Edith Brunton, project manager of the Food Waste Network in Edinburgh, Scotland, will be discussing Scotland’s mandate to recycle food waste in a presentation at BioCycle’s 30th Anniversary West Coast Conference (BioCycle WEST COAST16), April 4-7, 2016 in San Diego, California. Food Waste Network is an innovative service, matchmaking United Kingdom businesses with organics recycling collections. The Network has hosted a series of roundtables to bring together the Scottish waste sector and business community to gain insights into the actual impacts associated with the food waste regulation. Brunton will share lessons learned from Scotland’s experience with the mandate, including how contamination has been managed, compliance and enforcement, and business level benefits. www.BioCycleWestCoast.com

London, England: Uk Parliament Diverts Food Waste To AD

The House of Commons, one of the legislative branches of United Kingdom government, is sending food waste generated from Parliament’s cafeterias to anaerobic digestion (AD). The representative for the House of Commons Commission, Tom Brake MP, recently responded to a Parliamentary Question about Parliament’s food waste disposal strategy, notes an article in FarmingUK.com: “All catering food waste segregated at the kitchens and food preparation areas is recovered offsite by means of anaerobic digestion to produce methane fuel and fertilizer. We are continuing to identify opportunities to reduce the amount of food waste and to increase the proportion we do generate that goes for recovery.

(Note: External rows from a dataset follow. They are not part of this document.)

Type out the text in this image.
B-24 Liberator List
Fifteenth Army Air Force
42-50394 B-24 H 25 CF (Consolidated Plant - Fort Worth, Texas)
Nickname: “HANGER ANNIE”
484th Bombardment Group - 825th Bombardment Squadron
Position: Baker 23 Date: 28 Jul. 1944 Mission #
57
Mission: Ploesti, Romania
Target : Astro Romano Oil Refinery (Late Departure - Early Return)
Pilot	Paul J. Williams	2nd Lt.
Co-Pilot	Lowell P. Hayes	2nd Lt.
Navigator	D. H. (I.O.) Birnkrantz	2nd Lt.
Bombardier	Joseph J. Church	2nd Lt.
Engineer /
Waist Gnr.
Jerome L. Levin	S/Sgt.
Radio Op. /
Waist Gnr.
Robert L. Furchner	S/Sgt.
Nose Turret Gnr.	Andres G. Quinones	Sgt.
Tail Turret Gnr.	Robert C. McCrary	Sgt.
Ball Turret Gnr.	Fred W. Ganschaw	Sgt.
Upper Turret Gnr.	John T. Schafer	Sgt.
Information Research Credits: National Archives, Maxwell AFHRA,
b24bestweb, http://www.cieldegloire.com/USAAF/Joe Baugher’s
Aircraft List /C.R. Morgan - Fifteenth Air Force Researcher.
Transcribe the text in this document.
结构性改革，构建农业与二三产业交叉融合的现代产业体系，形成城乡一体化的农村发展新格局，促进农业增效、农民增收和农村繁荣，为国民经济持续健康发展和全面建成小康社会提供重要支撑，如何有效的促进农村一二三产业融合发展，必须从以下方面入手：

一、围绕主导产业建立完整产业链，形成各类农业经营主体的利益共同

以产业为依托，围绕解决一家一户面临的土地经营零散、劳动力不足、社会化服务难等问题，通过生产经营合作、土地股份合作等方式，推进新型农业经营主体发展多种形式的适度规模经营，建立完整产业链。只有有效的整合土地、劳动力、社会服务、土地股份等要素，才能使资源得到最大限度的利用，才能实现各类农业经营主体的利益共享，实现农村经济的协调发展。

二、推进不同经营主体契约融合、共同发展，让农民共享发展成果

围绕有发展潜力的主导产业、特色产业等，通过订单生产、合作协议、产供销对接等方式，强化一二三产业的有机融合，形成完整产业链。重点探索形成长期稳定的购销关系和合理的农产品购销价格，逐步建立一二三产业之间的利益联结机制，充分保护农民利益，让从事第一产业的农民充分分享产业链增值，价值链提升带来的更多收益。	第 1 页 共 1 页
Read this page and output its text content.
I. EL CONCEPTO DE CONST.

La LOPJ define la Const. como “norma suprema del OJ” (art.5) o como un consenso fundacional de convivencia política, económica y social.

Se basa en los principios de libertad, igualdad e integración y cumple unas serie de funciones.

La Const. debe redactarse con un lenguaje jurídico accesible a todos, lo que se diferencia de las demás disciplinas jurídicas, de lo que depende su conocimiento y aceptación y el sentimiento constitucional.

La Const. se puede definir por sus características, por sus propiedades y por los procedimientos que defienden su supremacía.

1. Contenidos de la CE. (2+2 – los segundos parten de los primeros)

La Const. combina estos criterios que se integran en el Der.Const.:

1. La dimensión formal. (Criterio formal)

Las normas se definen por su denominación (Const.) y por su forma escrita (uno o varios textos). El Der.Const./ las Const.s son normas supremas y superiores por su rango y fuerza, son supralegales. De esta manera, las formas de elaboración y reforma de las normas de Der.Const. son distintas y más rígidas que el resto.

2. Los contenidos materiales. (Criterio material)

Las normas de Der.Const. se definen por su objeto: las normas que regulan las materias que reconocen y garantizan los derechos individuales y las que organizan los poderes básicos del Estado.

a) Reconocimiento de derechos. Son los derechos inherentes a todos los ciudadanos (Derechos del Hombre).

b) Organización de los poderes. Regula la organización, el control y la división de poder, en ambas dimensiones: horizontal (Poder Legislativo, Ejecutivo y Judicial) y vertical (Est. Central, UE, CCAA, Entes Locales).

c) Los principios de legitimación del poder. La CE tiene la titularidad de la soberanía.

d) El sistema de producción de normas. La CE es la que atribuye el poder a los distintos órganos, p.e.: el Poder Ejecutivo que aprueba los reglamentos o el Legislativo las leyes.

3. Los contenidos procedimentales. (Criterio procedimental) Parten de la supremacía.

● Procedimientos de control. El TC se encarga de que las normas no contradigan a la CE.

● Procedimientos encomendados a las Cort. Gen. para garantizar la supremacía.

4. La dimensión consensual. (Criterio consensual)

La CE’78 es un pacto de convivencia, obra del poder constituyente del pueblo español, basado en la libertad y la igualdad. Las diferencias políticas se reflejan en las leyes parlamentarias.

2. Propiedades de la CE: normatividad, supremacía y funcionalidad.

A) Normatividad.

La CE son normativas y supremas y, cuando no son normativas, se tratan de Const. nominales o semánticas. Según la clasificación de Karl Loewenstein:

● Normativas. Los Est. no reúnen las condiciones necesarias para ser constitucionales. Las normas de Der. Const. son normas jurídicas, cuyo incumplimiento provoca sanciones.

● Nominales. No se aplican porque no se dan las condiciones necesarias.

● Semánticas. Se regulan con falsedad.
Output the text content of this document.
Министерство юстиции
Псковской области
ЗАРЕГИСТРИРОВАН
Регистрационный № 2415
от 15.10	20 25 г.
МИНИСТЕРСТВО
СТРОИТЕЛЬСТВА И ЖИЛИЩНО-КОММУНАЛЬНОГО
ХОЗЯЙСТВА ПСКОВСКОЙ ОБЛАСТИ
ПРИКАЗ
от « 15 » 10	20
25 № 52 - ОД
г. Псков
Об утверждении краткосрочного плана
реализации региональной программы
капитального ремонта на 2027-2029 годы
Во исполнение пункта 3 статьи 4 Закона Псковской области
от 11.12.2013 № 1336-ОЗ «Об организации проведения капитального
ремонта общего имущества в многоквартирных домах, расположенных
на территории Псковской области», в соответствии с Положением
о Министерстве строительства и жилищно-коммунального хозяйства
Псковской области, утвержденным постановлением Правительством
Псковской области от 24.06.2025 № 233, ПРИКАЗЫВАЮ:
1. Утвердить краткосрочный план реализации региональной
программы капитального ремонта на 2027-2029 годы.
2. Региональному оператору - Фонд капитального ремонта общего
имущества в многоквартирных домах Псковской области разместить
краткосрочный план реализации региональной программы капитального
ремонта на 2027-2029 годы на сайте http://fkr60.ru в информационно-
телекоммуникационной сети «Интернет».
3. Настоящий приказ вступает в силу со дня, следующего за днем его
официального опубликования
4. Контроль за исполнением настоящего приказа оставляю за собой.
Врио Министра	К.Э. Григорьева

A food waste audit to support this is due to take place later this month in the House of Commons.”

Responding to the statement, the Chief Executive of the Anaerobic Digestion and Bioresources Association, Charlotte Morton, commented to FarmingUK: “In the wake of recent announcements with new waste recycling targets in the European Commission’s Circular Economy Package and the Committee on Climate Change advice on the Fifth Carbon Budget recommending diverting biodegradable waste from landfill, Parliament has shown that it recognizes that anaerobic digestion (AD) extracts the greatest possible value from our inedible food waste — though there may be more they could do to donate unwanted edible food to redistribution charities. If the UK’s waste strategy followed the example of Parliament and all inedible food waste was diverted from landfill and incineration to AD, then the industry could generate enough additional indigenous green gas to power 750,000 homes. Not only that, but nutrient-rich biofertilizer produced during the AD process improves food production and soil quality, reversing soil degradation trends that are estimated to cost the UK about £1.4 billion ($2.1 billion) each year. AD also has a vital role in decarbonizing electricity, heat, farming and transport, potentially reducing UK greenhouse gas emissions by 4 percent. If segregating food waste for AD is right for Parliament, then surely the same principle should apply for the rest of the UK.”